"I swear in the name of God and the devil to exterminate the anarchists, the communists and their abettors."
On regrette la conclusion moralisatrice, qui vient rappeler la sacro-sainte supériorité morale des Américains sur la base de la constitution, en évoquant lourdement la figure tutélaire de Lincoln — exactement comme John Ford dans Cheyenne Autumn, avec le sénateur face au portrait de son idole. Pour le reste, une série B des années 30 qui traite d'un groupe raciste de cette période, un mouvement formé dans la mouvance du KKK et actif dans le centre ouest des USA dans les 30s. Les deux groupes ont les mêmes prérogatives et les mêmes limitations intellectuelles, seule change la couleur de leurs toges. Archie Mayo, aidé par Michael Curtiz (non-crédité), suit le parcours du protagoniste interprété par un tout jeune Humphrey Bogart dans son enrôlement et la spirale inéluctable de violence qui suivra.
Le contexte social est largement évoqué, Bogart étant un ouvrier travaillant dur et qui verra sa promotion lui filer sous le nez au profit d'un autre ouvrier d'origine polonaise, mais on restera à la superficie des enjeux. Après quelques sermons entendus à la radio, il sera approché par un collègue appartenant à la Black Legion et en viendra à commettre des actes violents contre des familles d'immigrés. Le portrait de sa frustration est vraiment limité au strict minimum, le basculement du manque de reconnaissance dans son travail vers le ralliement à un groupe extrémiste aussi violent n'étant pas toujours bien tissé. Mais le film sème sur son passage une violence plutôt forte, qui fera d'ailleurs intervenir la censure aux États-Unis et en France : il s'agit tout de même d'une histoire basée sur des faits réels (l'enlèvement et l'assassinant de Charles A. Poole en 1935, qui déboucha sur des dizaines de condamnations), même si cela n'est pas mentionné explicitement. Leur enrôlement comprenait une phrase où ils devaient jurer "in the name of God and the devil to exterminate the anarchists, Communists, the Roman hierarchy and their abettors", quand même...

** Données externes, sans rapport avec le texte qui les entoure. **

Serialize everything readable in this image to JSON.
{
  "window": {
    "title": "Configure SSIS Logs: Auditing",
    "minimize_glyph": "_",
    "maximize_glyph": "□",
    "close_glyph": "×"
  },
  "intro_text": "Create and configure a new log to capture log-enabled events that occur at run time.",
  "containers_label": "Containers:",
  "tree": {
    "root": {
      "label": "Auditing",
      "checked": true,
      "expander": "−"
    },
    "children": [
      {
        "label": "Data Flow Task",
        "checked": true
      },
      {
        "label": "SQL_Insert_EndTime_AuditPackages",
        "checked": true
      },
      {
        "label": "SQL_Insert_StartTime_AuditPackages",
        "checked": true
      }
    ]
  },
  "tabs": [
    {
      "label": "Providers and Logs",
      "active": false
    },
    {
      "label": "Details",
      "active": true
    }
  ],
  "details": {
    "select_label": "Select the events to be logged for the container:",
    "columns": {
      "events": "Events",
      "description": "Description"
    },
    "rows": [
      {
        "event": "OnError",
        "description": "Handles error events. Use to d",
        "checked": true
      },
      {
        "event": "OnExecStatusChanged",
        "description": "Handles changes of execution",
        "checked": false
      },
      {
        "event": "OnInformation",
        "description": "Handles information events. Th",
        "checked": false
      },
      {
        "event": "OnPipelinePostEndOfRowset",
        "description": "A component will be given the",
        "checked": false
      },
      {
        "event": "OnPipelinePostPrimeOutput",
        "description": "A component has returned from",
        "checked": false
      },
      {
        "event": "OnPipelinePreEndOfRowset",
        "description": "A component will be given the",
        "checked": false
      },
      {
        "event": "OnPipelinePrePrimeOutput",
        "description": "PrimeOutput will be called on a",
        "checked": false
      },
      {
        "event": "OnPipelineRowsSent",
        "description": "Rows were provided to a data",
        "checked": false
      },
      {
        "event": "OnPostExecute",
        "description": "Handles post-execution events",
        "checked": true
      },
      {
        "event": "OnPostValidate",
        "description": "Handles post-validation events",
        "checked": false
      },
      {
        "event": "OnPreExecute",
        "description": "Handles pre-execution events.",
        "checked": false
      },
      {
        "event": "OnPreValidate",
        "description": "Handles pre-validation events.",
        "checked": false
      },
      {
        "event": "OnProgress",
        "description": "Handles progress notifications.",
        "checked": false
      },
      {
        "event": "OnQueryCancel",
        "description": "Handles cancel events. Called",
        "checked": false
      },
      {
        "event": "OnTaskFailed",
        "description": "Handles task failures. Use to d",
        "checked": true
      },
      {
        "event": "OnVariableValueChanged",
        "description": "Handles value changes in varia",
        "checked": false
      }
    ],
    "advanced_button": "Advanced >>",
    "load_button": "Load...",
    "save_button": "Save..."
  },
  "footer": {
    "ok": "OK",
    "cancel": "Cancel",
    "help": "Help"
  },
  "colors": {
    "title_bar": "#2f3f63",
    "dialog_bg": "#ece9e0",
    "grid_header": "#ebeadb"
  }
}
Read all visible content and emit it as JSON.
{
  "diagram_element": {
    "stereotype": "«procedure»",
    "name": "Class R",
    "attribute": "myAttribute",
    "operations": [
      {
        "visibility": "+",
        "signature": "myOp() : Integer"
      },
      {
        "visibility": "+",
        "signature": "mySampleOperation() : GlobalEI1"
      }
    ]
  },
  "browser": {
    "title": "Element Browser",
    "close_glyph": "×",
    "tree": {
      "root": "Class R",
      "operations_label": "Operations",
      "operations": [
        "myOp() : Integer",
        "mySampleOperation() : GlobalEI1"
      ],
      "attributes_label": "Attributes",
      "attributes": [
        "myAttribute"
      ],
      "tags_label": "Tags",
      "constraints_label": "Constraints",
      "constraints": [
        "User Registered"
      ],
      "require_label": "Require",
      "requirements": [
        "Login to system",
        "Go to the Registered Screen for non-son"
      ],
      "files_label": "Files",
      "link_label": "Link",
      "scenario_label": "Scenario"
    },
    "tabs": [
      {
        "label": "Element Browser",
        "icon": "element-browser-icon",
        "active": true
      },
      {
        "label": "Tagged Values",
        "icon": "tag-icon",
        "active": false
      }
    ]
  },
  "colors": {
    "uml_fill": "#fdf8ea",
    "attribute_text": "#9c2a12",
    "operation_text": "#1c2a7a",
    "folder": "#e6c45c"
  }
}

De manière un peu moins convaincante, "Black legion" s'intéresse à la finalité purement mercantile de ces mouvements xénophobes, avec ces bourgeois aux commandes qui calculent le soir les revenus des cotisations des membres et de la vente de revolvers (vendus avec une belle remise, comme de bons commerciaux). Il aurait sans doute fallu travailler le portrait de l'ouvrier qui passe du statut de gars sympathique à celui de tueur d'immigrés. Et, surtout, réduire la dose de moralisation en conclusion.